Do Not Let Your Baby Wake Screaming
If you hear your baby stirring at 4:00 a.m., head into her room right away and try to coax her back to sleep. The last thing you want is for her to scream until she is so upset that she can’t fall back to sleep. Be careful though, you don’t want to create a sleep crutch by running to her aid at the smallest whimper. Listen to the sounds that your baby is making. If you think that she may not be fully awake, try to resist the urge to go and check.
Remember: Drowsy but AWAKE
It’s an oldie but a goodie: make sure that you are putting your baby in his crib drowsy but awake. This means that you need to be aware of how sleepy he is getting during his bedtime routine, and may need to make some adjustments. To ensure that your child is ‘awake enough’, try to put him in the crib when he is still alert, and will understand that he’s being put in his bed. If you are putting your child to bed too drowsy, he won’t learn to resettle himself when he wakes during the night.
Use The Shuffle
If all else fails, revert to The Sleep Lady Shuffle at night. Treat the early rising issue as you would normal night waking, with the exception that you will only be ‘shuffling’ until 6:30 a.m. If your child still has not fallen asleep, leave the room for 30 to 60 seconds, and then return, using dramatic wake up to help your child differentiate between sleep time and awake time.
Utilize Dramatic Wake Up
Some children need a definite line between sleep time and wake up time. Dramatic wake up is great for that. When you go in every morning, make a big deal about saying ‘Good Morning’. This will send the message that you are getting her up because it’s morning, not because she is crying, or refusing to go back to sleep.
With older children, it can help to get them a ‘sleep clock’ that either changes color when it’s time to rise, or plays music. This especially helps with children who like to be independent, but still need guidance about appropriate wake times.
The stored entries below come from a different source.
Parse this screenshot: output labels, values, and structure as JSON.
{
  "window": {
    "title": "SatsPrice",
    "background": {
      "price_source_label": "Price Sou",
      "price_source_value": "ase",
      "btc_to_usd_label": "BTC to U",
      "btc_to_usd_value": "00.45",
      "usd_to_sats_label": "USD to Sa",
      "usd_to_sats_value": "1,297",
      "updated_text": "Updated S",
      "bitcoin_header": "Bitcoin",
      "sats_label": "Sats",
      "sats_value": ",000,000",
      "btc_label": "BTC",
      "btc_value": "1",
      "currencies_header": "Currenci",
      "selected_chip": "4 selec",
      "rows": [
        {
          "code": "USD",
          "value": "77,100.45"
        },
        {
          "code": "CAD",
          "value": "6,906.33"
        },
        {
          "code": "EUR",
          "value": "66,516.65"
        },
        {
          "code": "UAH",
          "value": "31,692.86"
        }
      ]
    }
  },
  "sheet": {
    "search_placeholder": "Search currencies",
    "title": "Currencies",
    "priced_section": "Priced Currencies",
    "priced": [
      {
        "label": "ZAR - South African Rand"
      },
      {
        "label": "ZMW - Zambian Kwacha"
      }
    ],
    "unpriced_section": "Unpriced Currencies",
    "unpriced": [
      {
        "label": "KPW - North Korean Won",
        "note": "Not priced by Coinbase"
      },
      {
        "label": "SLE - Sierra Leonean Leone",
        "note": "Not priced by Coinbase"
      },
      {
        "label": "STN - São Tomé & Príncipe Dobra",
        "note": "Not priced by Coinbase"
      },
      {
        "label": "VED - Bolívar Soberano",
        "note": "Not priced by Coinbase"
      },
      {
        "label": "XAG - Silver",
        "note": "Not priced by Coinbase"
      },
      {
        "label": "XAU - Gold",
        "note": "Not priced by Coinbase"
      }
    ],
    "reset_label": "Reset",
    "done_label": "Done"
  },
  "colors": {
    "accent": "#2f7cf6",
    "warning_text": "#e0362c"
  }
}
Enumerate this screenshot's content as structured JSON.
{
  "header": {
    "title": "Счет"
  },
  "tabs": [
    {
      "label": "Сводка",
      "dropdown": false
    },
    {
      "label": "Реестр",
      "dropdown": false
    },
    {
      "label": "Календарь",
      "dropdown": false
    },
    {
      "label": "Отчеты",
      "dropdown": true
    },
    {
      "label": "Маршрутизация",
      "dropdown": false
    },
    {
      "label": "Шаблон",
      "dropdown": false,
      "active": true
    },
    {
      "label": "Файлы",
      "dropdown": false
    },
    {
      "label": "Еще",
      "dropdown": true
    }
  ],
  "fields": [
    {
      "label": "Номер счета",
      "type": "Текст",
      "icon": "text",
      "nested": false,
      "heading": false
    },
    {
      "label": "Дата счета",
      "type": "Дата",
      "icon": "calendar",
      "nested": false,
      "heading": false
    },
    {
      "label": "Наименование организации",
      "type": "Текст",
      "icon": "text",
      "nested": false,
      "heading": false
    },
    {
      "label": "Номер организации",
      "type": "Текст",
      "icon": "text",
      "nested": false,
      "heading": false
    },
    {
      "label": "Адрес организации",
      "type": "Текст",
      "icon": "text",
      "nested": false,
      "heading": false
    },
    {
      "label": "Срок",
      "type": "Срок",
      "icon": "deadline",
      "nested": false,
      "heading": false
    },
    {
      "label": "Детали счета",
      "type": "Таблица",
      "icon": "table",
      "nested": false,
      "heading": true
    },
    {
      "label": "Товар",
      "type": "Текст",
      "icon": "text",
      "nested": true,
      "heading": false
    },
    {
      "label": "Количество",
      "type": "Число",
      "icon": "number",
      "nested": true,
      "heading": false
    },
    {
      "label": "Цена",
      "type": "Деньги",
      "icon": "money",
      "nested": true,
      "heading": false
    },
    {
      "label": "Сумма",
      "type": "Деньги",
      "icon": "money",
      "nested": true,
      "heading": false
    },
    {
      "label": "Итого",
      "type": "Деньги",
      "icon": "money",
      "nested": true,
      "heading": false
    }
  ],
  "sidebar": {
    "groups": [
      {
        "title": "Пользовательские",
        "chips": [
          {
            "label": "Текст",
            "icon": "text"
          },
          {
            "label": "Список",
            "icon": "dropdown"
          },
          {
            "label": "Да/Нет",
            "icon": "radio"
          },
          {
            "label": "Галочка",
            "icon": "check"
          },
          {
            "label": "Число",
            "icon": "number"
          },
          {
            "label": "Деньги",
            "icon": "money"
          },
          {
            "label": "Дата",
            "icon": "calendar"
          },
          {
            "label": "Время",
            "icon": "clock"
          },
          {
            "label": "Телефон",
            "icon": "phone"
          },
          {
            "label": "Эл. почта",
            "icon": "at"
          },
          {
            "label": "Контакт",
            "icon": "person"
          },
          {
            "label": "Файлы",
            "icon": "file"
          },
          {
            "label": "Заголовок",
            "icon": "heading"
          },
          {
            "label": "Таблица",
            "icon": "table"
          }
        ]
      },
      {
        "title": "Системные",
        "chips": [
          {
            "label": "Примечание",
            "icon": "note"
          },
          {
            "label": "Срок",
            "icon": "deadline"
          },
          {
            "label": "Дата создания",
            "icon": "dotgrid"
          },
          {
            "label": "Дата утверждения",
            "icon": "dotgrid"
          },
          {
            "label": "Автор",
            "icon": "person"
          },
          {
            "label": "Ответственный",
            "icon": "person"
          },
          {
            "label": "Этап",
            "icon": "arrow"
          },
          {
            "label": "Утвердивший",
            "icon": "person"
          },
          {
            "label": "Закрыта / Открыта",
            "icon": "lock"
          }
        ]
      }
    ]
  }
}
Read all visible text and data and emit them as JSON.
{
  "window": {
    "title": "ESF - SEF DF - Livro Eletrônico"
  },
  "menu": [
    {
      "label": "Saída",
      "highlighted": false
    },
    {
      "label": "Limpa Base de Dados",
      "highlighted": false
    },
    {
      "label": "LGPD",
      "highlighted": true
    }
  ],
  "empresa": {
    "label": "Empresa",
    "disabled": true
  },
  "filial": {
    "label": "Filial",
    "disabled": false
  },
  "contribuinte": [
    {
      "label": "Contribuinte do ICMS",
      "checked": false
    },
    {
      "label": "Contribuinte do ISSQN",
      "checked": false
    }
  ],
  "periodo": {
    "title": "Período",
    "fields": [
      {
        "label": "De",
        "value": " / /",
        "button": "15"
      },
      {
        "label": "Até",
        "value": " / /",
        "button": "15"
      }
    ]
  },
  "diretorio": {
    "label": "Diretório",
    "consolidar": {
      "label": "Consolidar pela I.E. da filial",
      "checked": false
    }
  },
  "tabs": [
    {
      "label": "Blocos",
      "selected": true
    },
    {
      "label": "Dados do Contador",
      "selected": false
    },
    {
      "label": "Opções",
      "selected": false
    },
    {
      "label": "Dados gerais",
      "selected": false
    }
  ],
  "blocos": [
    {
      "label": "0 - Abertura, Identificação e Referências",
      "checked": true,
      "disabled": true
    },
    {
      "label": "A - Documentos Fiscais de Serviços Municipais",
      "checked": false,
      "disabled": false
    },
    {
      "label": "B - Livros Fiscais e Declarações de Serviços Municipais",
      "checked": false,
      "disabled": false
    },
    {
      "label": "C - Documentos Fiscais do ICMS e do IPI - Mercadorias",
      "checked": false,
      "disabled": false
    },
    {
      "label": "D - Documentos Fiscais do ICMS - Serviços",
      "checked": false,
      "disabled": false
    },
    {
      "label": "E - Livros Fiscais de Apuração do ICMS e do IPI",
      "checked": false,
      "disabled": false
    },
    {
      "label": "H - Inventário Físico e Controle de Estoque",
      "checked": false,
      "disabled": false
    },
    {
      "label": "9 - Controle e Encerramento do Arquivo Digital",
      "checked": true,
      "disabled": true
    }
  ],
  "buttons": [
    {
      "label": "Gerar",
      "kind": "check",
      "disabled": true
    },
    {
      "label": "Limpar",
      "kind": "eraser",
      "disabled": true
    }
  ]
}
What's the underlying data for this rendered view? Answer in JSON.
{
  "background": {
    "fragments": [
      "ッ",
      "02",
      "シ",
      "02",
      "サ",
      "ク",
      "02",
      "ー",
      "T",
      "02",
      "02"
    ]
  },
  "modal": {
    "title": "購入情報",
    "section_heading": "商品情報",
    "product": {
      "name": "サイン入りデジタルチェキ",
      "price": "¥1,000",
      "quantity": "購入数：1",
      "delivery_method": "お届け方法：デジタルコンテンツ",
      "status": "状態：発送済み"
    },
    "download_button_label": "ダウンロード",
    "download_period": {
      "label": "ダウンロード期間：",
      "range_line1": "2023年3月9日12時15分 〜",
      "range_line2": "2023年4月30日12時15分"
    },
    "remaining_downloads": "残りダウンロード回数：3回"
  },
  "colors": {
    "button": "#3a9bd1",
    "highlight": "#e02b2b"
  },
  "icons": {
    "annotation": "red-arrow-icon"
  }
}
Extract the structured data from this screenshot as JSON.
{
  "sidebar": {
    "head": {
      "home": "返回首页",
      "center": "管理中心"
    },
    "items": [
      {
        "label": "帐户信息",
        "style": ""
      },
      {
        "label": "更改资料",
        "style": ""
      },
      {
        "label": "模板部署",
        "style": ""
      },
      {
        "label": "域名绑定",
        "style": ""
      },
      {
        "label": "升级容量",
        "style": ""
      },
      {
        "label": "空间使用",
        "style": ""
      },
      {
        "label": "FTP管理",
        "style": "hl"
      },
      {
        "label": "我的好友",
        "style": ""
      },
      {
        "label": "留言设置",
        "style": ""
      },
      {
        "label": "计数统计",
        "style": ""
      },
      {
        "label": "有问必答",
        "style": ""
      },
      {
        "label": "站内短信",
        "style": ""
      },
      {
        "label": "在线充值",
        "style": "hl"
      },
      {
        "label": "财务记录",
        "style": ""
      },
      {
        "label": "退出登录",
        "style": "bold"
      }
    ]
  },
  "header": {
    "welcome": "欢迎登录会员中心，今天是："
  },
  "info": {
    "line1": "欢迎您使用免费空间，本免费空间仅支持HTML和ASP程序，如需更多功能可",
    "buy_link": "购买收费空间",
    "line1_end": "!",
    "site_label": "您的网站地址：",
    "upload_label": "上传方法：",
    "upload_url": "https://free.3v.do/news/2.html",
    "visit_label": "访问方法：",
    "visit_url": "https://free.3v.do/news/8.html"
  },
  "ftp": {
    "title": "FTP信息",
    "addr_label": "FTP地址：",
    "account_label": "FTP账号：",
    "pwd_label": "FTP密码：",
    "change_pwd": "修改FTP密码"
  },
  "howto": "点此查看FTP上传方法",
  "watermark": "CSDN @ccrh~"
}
As with changing any sleep habit, changing the pattern of early rising is going to take both time and consistency. Don’t give up if you feel that the problem isn’t resolving itself-it may just be that your child is bright eyed and refreshed between 6:00 and 7:00 a.m. Remember that this is an appropriate time for your baby to wake up. Be sure that you are adjusting your child’s flexible schedule (including moving to en earlier bedtime if necessary) to fit with their wake up time so that you don’t end up with an overtired baby at bedtime.